The research team made the discovery of the cells in zebrafish hearts, then confirmed their existence in both mouse and human hearts.
“I thought that if we could find a new cellular piece to the cardiovascular puzzle, it could be foundational for future work,” said Nina Kikel-Coury, first author of the paper and a recent graduate of Smith’s lab.
Kikel-Coury was particularly interested in how these cells factored into a group of medical conditions called dysautonomia, which result from faults in the autonomic nervous system. She has one of the conditions, postural orthostatic tachycardia syndrome (POTS), which causes lightheadedness, fainting and a rapid increase in heart rate.
“We don’t completely know the function of these cells, but the concept that if you get rid of them, heart rates increase, could link it to certain disease cases,” Smith said. “I think these glial cells could play a pretty important role in regulating the heart.
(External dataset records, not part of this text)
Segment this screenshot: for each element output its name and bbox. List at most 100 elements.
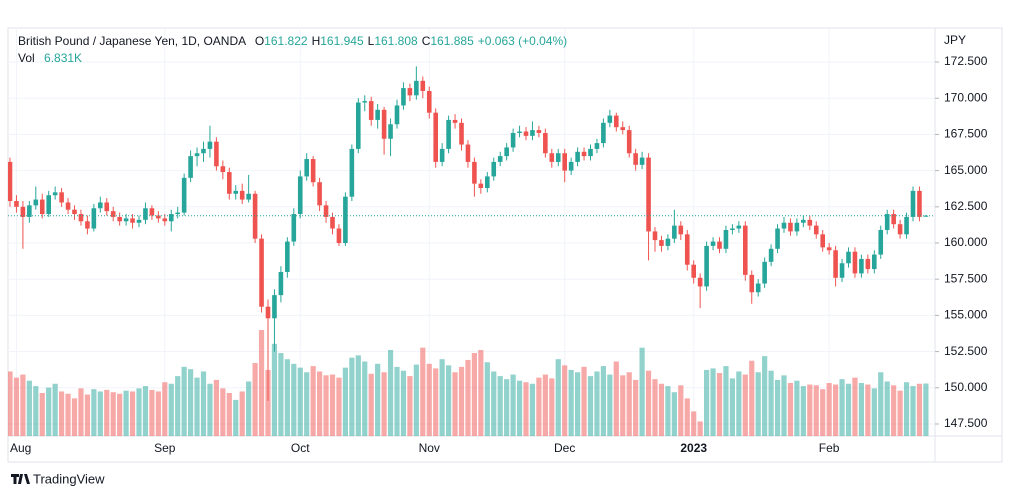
volume-bar [97,391,103,436]
candle-body [568,161,574,171]
candle-body [665,238,671,246]
x-tick-label: Aug [10,441,31,455]
volume-bar [362,361,368,436]
volume-bar [194,377,200,436]
volume-bar [200,371,207,436]
candle-body [646,157,651,232]
volume-bar [633,379,639,436]
y-tick-label: 167.500 [944,127,988,141]
candle-body [588,148,593,157]
candle-body [659,240,664,246]
y-tick-label: 155.000 [944,308,988,322]
volume-bar [91,389,97,436]
volume-bar [845,383,852,436]
volume-bar [878,372,884,436]
candle-body [697,277,703,287]
volume-bar [33,386,39,436]
volume-bar [704,369,710,436]
volume-bar [220,388,226,436]
candle-body [736,225,742,229]
candle-body [530,130,535,136]
candle-body [381,109,387,139]
volume-bar [800,386,806,436]
volume-bar [155,391,161,436]
x-tick-label: Feb [819,441,840,455]
volume-bar [671,392,677,436]
y-tick-label: 157.500 [944,271,988,285]
candle-body [259,238,264,307]
volume-bar [626,372,632,436]
candle-body [272,295,277,319]
candle-body [304,159,309,177]
candle-body [472,161,477,184]
x-tick-label: 2023 [680,441,707,455]
volume-bar [368,373,374,436]
candle-body [439,148,445,162]
volume-bar [529,383,536,436]
volume-bar [658,383,665,436]
volume-bar [852,377,858,436]
y-tick-label: 152.500 [944,344,988,358]
brand: TradingView [11,471,105,486]
volume-bar [439,359,445,436]
candle-body [420,80,426,91]
volume-legend: Vol 6.831K [18,51,82,65]
candle-body [491,161,497,177]
candle-body [201,148,206,154]
volume-bar [394,366,400,436]
volume-bar [387,349,394,436]
volume-bar [20,374,26,436]
volume-bar [665,386,671,436]
volume-bar [903,382,910,436]
legend: British Pound / Japanese Yen, 1D, OANDA … [18,34,567,48]
candle-body [278,271,284,296]
volume-bar [52,383,58,436]
volume-bar [813,385,819,436]
volume-bar [246,381,252,436]
candle-body [723,229,729,249]
y-tick-label: 170.000 [944,90,988,104]
volume-bar [71,398,78,436]
legend-value: 161.822 [264,34,308,48]
volume-bar [613,361,619,436]
candle-body [123,218,129,222]
volume-bar [207,383,213,436]
volume-bar [581,366,587,436]
volume-bar [620,375,626,436]
volume-label: Vol [18,51,35,65]
candle-body [433,112,438,162]
volume-bar [349,357,355,436]
candle-body [478,183,484,188]
candle-body [788,222,793,232]
candle-body [878,229,884,255]
candle-body [536,130,542,133]
volume-bar [549,378,555,436]
volume-bar [723,366,729,436]
volume-bar [65,393,71,436]
volume-bar [175,376,181,436]
candle-body [20,206,26,217]
volume-bar [329,374,336,436]
candle-body [652,231,658,241]
y-tick-label: 147.500 [944,416,988,430]
candle-body [820,234,825,248]
x-tick-label: Dec [554,441,575,455]
candle-body [891,214,896,225]
candle-body [297,176,303,215]
candle-body [426,90,432,113]
candle-body [362,101,368,103]
candle-body [904,216,909,235]
volume-bar [736,371,742,436]
volume-bar [762,356,768,436]
candle-body [710,241,716,246]
volume-bar [26,380,32,436]
candle-body [917,190,922,217]
volume-bar [342,367,348,436]
volume-bar [865,384,871,436]
volume-bar [478,349,484,436]
candle-body [39,199,45,215]
candle-body [407,88,413,96]
volume-bar [697,421,703,436]
candle-body [52,192,58,196]
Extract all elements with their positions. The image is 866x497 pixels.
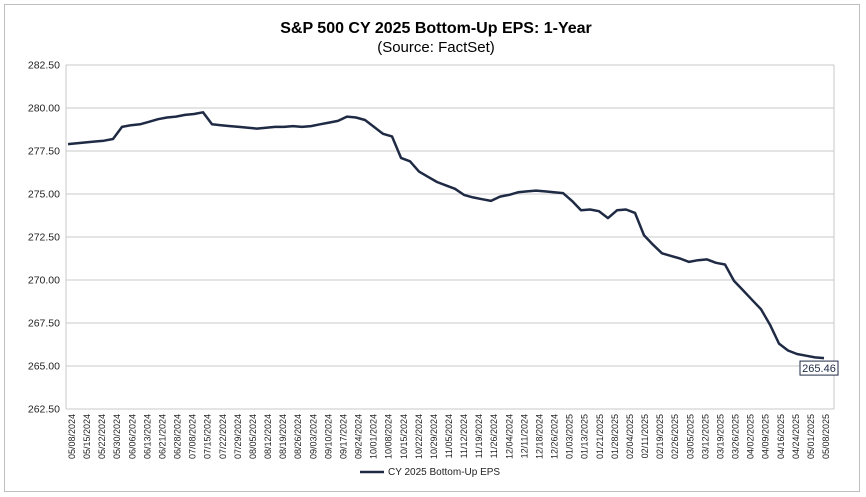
x-tick-label: 09/17/2024 <box>338 414 348 459</box>
x-tick-label: 03/19/2025 <box>715 414 725 459</box>
y-tick-label: 277.50 <box>28 146 60 158</box>
x-tick-label: 05/08/2025 <box>821 414 831 459</box>
x-tick-label: 12/11/2024 <box>519 414 529 458</box>
x-tick-label: 06/13/2024 <box>142 414 152 459</box>
y-tick-label: 267.50 <box>28 318 60 330</box>
x-tick-label: 01/28/2025 <box>610 414 620 459</box>
x-tick-label: 01/13/2025 <box>580 414 590 459</box>
x-tick-label: 05/08/2024 <box>67 414 77 459</box>
chart-frame <box>4 4 860 492</box>
x-tick-label: 07/22/2024 <box>218 414 228 459</box>
y-tick-label: 270.00 <box>28 275 60 287</box>
x-tick-label: 08/12/2024 <box>263 414 273 459</box>
x-tick-label: 10/15/2024 <box>399 414 409 459</box>
last-value-callout: 265.46 <box>799 360 839 376</box>
x-tick-label: 06/06/2024 <box>127 414 137 459</box>
series-group <box>67 111 825 360</box>
x-tick-label: 02/26/2025 <box>670 414 680 459</box>
x-tick-label: 10/01/2024 <box>369 414 379 459</box>
x-tick-label: 07/29/2024 <box>233 414 243 459</box>
y-tick-label: 262.50 <box>28 404 60 416</box>
series-line-cy-2025-eps <box>67 111 825 360</box>
last-value-label: 265.46 <box>802 363 836 375</box>
x-tick-label: 12/26/2024 <box>550 414 560 459</box>
x-tick-label: 01/21/2025 <box>595 414 605 459</box>
chart-title: S&P 500 CY 2025 Bottom-Up EPS: 1-Year <box>280 20 592 37</box>
x-tick-label: 05/30/2024 <box>112 414 122 459</box>
x-tick-label: 11/12/2024 <box>459 414 469 458</box>
x-tick-label: 07/15/2024 <box>203 414 213 459</box>
gridlines <box>65 64 835 410</box>
x-tick-label: 08/19/2024 <box>278 414 288 459</box>
x-tick-label: 05/15/2024 <box>82 414 92 459</box>
x-tick-label: 03/05/2025 <box>685 414 695 459</box>
x-tick-label: 04/02/2025 <box>746 414 756 459</box>
y-tick-label: 265.00 <box>28 361 60 373</box>
x-tick-label: 10/22/2024 <box>414 414 424 459</box>
x-axis: 05/08/2024 05/15/2024 05/22/2024 05/30/2024… <box>67 414 831 459</box>
x-tick-label: 10/29/2024 <box>429 414 439 459</box>
x-tick-label: 01/03/2025 <box>565 414 575 459</box>
x-tick-label: 05/22/2024 <box>97 414 107 459</box>
x-tick-label: 02/19/2025 <box>655 414 665 459</box>
x-tick-label: 06/21/2024 <box>157 414 167 459</box>
x-tick-label: 09/24/2024 <box>354 414 364 459</box>
legend: CY 2025 Bottom-Up EPS <box>360 467 500 478</box>
last-value-box <box>799 360 839 376</box>
x-tick-label: 09/10/2024 <box>323 414 333 459</box>
x-tick-label: 09/03/2024 <box>308 414 318 459</box>
legend-label: CY 2025 Bottom-Up EPS <box>388 467 500 478</box>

“Further, analysis of single-cell sequencing datasets of human and murine hearts across ages reveals astrocyte-like cells, which we confirm through a multispecies approach. We show that cardiac nexus glia at the outflow tract are critical regulators of both the sympathetic and parasympathetic system. These data establish the crucial role of glia on cardiac homeostasis and provide a description of nexus glia in the PNS.”
“This is another example of how studying basic neurobiology can lead to the understanding of many different disorders,” Smith said. “I’m excited about the future.”